MPS I Hurler ERT Clinical Trial

MPS I – Hurler post HSCT Enzyme Replacement Therapy Clinical Trial – Due to Report June 2016

This is an Enzyme Replacement Therapy clinical trial for children with Hurler disease who have had a bone marrow or cord blood transplant and have progressive musculo-skeletal disease.

The three UK children on this trial have had their baseline tests at the University of Minnesota in the USA and two of the children received their first weekly infusion of Aldurazyme on 7 August 2013.

Hurler disease or MPS IH is a Mucopolysaccharide disease fIrst described in 1919 and causing devastating progressive neurological and physical disability and death in early childhood if not treated with a bone marrow or cord blood transplant in the first 18 months of life.

Bone Marrow Transplant (BMT) or cord blood transplant (CBT) is not cure. These treatments are proven to preserve the brain in many of the young children with Hurler disease but not to be effective in preserving the musculo-skeletal disease. Therefore there is an urgent unmet clinical need.
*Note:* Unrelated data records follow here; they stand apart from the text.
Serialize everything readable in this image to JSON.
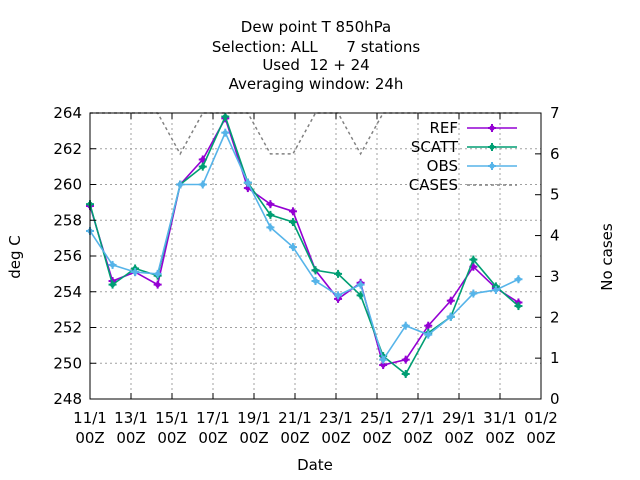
{
  "chart_data": {
    "type": "line",
    "title_lines": [
      "Dew point T 850hPa",
      "Selection: ALL      7 stations",
      "Used  12 + 24",
      "Averaging window: 24h"
    ],
    "xlabel": "Date",
    "ylabel": "deg C",
    "y2label": "No cases",
    "x_tick_labels": [
      [
        "11/1",
        "00Z"
      ],
      [
        "13/1",
        "00Z"
      ],
      [
        "15/1",
        "00Z"
      ],
      [
        "17/1",
        "00Z"
      ],
      [
        "19/1",
        "00Z"
      ],
      [
        "21/1",
        "00Z"
      ],
      [
        "23/1",
        "00Z"
      ],
      [
        "25/1",
        "00Z"
      ],
      [
        "27/1",
        "00Z"
      ],
      [
        "29/1",
        "00Z"
      ],
      [
        "31/1",
        "00Z"
      ],
      [
        "01/2",
        "00Z"
      ]
    ],
    "x_unit": "days from 11/1 00Z",
    "xlim": [
      0,
      20
    ],
    "ylim": [
      248,
      264
    ],
    "y_ticks": [
      248,
      250,
      252,
      254,
      256,
      258,
      260,
      262,
      264
    ],
    "y2lim": [
      0,
      7
    ],
    "y2_ticks": [
      0,
      1,
      2,
      3,
      4,
      5,
      6,
      7
    ],
    "grid": true,
    "legend_position": "top-right",
    "series": [
      {
        "name": "REF",
        "axis": "y",
        "color": "#9400d3",
        "marker": "plus-filled",
        "dashed": false,
        "x": [
          0,
          1,
          2,
          3,
          4,
          5,
          6,
          7,
          8,
          9,
          10,
          11,
          12,
          13,
          14,
          15,
          16,
          17,
          18,
          19
        ],
        "y": [
          258.8,
          254.6,
          255.1,
          254.4,
          260.0,
          261.4,
          263.7,
          259.8,
          258.9,
          258.5,
          255.2,
          253.6,
          254.5,
          249.9,
          250.2,
          252.1,
          253.5,
          255.4,
          254.2,
          253.4
        ]
      },
      {
        "name": "SCATT",
        "axis": "y",
        "color": "#009e73",
        "marker": "plus-filled",
        "dashed": false,
        "x": [
          0,
          1,
          2,
          3,
          4,
          5,
          6,
          7,
          8,
          9,
          10,
          11,
          12,
          13,
          14,
          15,
          16,
          17,
          18,
          19
        ],
        "y": [
          258.9,
          254.4,
          255.3,
          254.9,
          260.0,
          261.0,
          263.8,
          260.1,
          258.3,
          257.9,
          255.2,
          255.0,
          253.8,
          250.4,
          249.4,
          251.7,
          252.6,
          255.8,
          254.3,
          253.2
        ]
      },
      {
        "name": "OBS",
        "axis": "y",
        "color": "#56b4e9",
        "marker": "plus-filled",
        "dashed": false,
        "x": [
          0,
          1,
          2,
          3,
          4,
          5,
          6,
          7,
          8,
          9,
          10,
          11,
          12,
          13,
          14,
          15,
          16,
          17,
          18,
          19
        ],
        "y": [
          257.4,
          255.5,
          255.1,
          255.0,
          260.0,
          260.0,
          262.9,
          260.1,
          257.6,
          256.5,
          254.6,
          253.8,
          254.4,
          250.2,
          252.1,
          251.6,
          252.6,
          253.9,
          254.1,
          254.7
        ]
      },
      {
        "name": "CASES",
        "axis": "y2",
        "color": "#808080",
        "marker": "none",
        "dashed": true,
        "x": [
          0,
          1,
          2,
          3,
          4,
          5,
          6,
          7,
          8,
          9,
          10,
          11,
          12,
          13,
          14,
          15,
          16,
          17,
          18,
          19
        ],
        "y": [
          7,
          7,
          7,
          7,
          6,
          7,
          7,
          7,
          6,
          6,
          7,
          7,
          6,
          7,
          7,
          7,
          7,
          7,
          7,
          7
        ]
      }
    ]
  }
}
Hurler disease causes rapid neurological degeneration and Enzyme replacement therapy (ERT), Aldurazyme, does not cross the blood brain barrier.

Aldurazyme is already a licenced treatment for the attenuated MPS I diseases, Hurler Scheie and Scheie disease. With over a decade of experience treating children and adults with these diseases there is evidence of Aldurazyme halting or improving musculo-degeneration. This is one of the hypotheses of this Phase I/II clinical trial.

The children received their weekly Aldurazyme at Great Ormond Street Hospital and Manchester Children’s Hospital.  After 6-8 weeks the children then received their enzyme replacement therapy at home with the support of the home care nurses. The three UK children travelled five times to the United States during the two year trial for assessments and are now continuing to receive Aldurazyme whilst they wait  for the clinical trial to report.

The clinical trial results are now being analysed and the results should be published in 2016. If the results demonstrate safety and efficacy a multinational Phase III/IV clinical trial is likely to take place.